Два турецких пехотинца на крыльце бывшей больницы несли караул. Один сидел на перилах, покачивая ногой, и грыз орехи, второй расположился в кресле-качалке и просто спал под убаюкивающий скрип дубовых дуг. Винтовки стояли крест-накрест, подпирая входную дверь. Из окна рабочего кабинета майора Карла Бекманна падал на опавшие листья мутный свет керосиновой лампы. Отчетливо была видна лысина немца, корпевшего над бумагами. Он что-то недовольно бурчал, то и дело поглядывая на ленивых турецких солдат. Но те демонстрировали непоколебимую восточную расхлябанность, и в конце концов майору просто надоело тратить свой словарный запас. Он приглушил свет, выпил пару рюмок коньяку и отправился спать.

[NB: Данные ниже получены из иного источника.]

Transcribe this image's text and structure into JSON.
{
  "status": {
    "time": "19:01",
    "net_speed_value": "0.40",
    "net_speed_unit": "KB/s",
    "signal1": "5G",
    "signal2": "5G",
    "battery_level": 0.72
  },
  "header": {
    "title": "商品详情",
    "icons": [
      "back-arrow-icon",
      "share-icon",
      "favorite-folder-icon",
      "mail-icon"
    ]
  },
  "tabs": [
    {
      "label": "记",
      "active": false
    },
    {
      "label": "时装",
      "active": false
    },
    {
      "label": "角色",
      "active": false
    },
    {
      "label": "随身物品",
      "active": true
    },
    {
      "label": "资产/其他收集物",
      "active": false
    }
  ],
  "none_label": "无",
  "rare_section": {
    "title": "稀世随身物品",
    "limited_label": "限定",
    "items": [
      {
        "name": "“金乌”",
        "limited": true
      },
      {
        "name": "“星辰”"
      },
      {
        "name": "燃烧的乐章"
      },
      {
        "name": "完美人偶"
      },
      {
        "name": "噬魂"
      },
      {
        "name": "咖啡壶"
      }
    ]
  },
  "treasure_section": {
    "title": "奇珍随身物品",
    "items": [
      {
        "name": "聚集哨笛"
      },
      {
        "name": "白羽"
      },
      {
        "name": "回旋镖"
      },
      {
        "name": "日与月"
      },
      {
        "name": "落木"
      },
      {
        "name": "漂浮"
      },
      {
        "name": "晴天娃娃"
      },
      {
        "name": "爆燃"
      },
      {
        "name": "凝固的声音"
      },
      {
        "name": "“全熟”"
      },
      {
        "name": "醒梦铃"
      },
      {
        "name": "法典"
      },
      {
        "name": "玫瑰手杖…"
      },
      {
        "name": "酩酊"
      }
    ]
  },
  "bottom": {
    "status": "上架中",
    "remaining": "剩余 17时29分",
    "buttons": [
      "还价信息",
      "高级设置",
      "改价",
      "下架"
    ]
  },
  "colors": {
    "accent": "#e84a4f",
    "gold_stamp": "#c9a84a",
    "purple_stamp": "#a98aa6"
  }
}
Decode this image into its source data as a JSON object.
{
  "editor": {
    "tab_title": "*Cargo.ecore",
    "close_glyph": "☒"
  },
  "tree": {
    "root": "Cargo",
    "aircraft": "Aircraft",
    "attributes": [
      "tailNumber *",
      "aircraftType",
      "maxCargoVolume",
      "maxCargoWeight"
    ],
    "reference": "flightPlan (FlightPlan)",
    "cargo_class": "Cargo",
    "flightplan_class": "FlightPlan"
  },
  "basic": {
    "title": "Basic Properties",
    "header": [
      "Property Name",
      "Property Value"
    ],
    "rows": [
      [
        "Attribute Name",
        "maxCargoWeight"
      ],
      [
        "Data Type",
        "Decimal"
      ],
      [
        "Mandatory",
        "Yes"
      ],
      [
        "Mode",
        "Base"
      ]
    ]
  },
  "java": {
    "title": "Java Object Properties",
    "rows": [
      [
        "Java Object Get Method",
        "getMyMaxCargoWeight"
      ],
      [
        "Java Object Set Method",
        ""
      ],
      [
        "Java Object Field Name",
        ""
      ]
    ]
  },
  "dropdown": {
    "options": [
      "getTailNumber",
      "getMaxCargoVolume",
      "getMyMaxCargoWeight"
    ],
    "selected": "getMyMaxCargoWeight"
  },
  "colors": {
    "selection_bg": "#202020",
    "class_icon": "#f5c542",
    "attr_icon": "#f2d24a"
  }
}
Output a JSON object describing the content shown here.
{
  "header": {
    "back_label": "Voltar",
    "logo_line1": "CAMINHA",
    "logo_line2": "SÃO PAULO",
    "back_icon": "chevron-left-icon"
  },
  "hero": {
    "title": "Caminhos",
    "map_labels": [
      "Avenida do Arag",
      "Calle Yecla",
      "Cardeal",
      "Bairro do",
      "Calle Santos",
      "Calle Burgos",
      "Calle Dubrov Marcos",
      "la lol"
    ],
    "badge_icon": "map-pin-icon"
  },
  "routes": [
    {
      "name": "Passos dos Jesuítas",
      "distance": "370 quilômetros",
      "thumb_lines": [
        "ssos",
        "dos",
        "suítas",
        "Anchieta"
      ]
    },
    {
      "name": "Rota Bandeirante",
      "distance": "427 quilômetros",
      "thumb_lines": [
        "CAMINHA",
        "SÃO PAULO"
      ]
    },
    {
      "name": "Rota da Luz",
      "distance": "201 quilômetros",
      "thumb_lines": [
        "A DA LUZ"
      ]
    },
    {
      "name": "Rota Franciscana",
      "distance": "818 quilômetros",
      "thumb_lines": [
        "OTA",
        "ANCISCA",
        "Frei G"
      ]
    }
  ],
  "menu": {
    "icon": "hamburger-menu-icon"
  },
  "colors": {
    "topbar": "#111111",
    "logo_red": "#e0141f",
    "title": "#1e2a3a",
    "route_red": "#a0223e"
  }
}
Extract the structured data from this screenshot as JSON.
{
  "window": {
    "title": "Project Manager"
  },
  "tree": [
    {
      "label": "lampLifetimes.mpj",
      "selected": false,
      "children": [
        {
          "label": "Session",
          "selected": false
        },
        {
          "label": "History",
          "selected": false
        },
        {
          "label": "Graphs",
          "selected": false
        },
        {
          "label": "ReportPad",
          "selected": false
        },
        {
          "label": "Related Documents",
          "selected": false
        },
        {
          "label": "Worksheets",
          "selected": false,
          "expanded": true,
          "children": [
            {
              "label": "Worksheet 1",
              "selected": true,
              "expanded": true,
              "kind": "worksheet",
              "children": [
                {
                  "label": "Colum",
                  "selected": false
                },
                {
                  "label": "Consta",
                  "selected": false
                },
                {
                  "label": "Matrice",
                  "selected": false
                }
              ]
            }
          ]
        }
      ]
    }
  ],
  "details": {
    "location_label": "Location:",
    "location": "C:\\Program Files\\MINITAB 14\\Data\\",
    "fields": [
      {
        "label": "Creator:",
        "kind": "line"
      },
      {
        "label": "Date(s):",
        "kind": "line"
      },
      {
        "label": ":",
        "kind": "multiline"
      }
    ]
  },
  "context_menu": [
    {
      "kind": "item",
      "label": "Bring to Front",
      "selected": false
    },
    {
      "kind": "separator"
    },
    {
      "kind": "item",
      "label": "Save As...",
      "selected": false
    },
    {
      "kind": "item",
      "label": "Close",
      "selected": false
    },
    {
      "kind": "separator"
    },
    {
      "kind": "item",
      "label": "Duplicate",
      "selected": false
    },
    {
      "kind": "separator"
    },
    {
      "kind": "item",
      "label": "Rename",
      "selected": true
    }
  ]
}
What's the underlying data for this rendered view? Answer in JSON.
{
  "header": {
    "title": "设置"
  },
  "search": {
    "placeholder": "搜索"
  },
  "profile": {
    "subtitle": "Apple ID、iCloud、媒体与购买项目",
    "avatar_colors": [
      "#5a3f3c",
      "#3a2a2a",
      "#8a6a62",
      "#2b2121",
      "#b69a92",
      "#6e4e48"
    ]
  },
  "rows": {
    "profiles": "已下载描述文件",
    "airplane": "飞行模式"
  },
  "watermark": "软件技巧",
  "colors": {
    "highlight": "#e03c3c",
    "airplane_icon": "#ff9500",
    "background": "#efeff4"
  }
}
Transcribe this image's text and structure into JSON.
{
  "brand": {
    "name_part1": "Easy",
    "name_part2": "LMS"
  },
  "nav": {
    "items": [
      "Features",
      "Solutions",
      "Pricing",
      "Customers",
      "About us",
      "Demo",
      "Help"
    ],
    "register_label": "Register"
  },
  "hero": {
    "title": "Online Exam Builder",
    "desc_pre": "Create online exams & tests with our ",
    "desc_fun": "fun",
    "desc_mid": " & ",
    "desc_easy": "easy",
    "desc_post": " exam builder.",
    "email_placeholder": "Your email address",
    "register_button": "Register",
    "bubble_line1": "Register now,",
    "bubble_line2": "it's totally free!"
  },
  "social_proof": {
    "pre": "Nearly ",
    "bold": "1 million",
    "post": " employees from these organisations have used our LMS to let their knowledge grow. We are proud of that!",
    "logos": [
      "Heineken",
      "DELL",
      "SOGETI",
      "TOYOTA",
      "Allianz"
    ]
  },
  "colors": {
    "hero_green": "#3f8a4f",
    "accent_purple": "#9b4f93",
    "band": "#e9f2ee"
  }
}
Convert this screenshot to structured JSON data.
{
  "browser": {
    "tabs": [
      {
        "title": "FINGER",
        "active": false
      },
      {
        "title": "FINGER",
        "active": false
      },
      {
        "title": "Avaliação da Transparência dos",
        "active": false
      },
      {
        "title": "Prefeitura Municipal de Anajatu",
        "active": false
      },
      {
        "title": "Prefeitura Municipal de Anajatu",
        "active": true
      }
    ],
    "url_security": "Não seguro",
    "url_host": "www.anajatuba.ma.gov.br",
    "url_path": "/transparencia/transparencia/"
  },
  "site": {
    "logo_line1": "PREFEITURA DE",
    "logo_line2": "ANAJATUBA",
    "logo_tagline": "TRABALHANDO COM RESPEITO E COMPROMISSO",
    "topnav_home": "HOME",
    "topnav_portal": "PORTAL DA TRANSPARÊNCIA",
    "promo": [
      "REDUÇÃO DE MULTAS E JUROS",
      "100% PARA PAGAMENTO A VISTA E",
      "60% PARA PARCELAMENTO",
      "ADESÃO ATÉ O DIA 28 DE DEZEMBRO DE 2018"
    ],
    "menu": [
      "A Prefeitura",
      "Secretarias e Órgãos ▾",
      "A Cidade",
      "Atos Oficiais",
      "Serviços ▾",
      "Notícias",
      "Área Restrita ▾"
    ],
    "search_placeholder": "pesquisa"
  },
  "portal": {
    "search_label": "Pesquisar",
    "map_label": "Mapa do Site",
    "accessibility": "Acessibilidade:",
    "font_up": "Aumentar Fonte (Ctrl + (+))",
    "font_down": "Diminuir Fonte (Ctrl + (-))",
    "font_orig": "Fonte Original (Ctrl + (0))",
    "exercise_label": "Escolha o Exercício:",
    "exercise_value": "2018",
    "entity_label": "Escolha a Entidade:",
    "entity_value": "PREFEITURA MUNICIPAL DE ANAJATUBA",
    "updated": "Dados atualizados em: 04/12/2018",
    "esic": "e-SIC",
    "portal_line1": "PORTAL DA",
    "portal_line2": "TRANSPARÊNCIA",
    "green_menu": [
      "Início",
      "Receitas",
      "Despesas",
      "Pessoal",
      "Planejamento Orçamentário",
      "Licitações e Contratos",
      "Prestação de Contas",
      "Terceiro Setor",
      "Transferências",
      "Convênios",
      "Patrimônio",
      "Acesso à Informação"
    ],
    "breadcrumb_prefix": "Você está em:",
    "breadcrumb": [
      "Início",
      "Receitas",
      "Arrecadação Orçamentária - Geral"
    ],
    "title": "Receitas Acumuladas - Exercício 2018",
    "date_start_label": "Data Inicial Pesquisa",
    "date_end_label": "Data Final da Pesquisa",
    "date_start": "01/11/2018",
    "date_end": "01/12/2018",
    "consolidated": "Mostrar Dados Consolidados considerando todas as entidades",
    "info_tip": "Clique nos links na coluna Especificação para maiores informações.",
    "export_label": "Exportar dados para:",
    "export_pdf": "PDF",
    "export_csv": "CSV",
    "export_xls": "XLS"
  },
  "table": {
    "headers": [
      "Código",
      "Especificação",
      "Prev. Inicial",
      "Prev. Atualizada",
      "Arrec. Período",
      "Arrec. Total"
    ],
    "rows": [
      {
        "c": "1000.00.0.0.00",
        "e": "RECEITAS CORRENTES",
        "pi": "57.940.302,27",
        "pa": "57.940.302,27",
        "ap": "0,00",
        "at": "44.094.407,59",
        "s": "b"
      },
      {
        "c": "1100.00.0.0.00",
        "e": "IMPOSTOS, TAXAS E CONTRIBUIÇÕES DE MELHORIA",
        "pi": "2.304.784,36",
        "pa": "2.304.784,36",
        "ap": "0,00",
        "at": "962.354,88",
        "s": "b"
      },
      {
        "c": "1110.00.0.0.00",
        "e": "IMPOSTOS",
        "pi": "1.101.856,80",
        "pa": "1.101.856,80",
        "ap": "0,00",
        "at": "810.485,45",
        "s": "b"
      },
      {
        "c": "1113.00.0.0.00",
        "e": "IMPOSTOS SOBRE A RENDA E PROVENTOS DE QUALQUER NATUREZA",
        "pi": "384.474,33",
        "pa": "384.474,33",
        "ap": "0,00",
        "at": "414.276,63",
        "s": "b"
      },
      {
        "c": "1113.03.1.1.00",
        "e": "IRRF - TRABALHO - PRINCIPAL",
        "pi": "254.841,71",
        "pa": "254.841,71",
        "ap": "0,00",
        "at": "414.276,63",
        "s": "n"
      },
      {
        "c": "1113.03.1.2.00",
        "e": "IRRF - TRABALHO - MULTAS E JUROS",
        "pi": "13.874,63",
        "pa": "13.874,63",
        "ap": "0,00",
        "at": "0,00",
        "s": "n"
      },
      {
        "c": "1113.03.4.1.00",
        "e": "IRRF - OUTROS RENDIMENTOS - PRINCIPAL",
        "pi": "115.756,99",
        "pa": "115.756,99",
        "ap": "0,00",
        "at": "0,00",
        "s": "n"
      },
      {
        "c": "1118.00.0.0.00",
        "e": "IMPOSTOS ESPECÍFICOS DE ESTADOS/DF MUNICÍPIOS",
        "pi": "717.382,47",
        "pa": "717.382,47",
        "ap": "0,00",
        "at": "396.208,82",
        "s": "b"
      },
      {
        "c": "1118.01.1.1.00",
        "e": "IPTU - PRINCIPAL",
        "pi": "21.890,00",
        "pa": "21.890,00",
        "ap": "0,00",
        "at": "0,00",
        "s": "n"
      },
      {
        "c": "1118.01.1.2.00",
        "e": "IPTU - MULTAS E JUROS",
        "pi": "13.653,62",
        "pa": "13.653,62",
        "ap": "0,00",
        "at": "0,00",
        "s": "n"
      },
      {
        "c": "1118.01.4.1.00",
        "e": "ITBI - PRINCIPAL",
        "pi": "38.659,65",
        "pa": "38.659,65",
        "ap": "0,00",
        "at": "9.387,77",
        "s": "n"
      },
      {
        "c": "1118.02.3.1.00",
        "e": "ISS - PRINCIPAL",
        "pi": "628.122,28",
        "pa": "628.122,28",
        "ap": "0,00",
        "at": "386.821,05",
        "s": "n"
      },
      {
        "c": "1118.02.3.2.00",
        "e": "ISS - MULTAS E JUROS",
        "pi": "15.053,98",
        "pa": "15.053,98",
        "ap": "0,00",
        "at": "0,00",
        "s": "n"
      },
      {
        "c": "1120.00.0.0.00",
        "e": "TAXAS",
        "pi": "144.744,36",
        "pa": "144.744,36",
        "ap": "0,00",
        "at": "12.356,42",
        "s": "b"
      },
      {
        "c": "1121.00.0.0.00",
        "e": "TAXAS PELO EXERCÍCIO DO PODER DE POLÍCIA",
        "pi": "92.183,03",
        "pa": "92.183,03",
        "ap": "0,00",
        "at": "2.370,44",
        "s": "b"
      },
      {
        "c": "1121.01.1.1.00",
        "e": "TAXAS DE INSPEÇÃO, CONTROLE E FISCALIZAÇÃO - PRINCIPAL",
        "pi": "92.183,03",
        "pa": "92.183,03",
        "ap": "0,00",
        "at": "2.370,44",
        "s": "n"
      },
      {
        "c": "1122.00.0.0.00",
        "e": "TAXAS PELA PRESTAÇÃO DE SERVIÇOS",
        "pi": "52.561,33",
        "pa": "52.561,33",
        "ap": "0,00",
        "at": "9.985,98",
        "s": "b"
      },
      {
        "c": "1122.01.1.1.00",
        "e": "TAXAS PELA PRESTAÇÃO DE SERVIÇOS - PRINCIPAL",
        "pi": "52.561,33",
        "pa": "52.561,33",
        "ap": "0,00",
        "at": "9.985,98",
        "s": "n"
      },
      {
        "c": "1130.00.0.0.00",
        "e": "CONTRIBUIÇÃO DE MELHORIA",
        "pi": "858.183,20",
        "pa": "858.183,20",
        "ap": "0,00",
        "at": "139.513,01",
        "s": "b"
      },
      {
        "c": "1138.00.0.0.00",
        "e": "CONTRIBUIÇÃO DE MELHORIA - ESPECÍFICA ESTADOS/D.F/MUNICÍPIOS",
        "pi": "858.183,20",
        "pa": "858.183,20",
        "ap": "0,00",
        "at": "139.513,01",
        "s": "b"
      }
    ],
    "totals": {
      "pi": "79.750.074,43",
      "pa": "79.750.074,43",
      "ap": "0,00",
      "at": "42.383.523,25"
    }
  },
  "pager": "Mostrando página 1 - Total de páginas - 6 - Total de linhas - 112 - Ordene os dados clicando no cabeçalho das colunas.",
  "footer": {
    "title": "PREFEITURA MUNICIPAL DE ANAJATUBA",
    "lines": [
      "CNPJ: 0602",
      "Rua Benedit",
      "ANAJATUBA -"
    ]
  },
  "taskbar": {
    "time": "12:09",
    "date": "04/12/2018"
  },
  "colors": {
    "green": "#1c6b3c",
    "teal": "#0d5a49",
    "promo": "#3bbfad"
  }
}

– Доброй ночи вам, отважные люди! Да продлит всемогущий Аллах ваши дни, возблагодарив за верное служение!
Турки было встрепенулись, но, завидев вышедшего из-за деревьев доктора Панайотиса, вернулись на прежние места.
– Чего это вам не спится, доктор? – бросил один из них.
– Я к вам с огромной просьбой, солдаты! – На слове «солдаты» Панайотис сделал пафосный акцент. – Только вы мне можете помочь!
– В чем дело? Давайте уже вываливайте, пока мы добрые!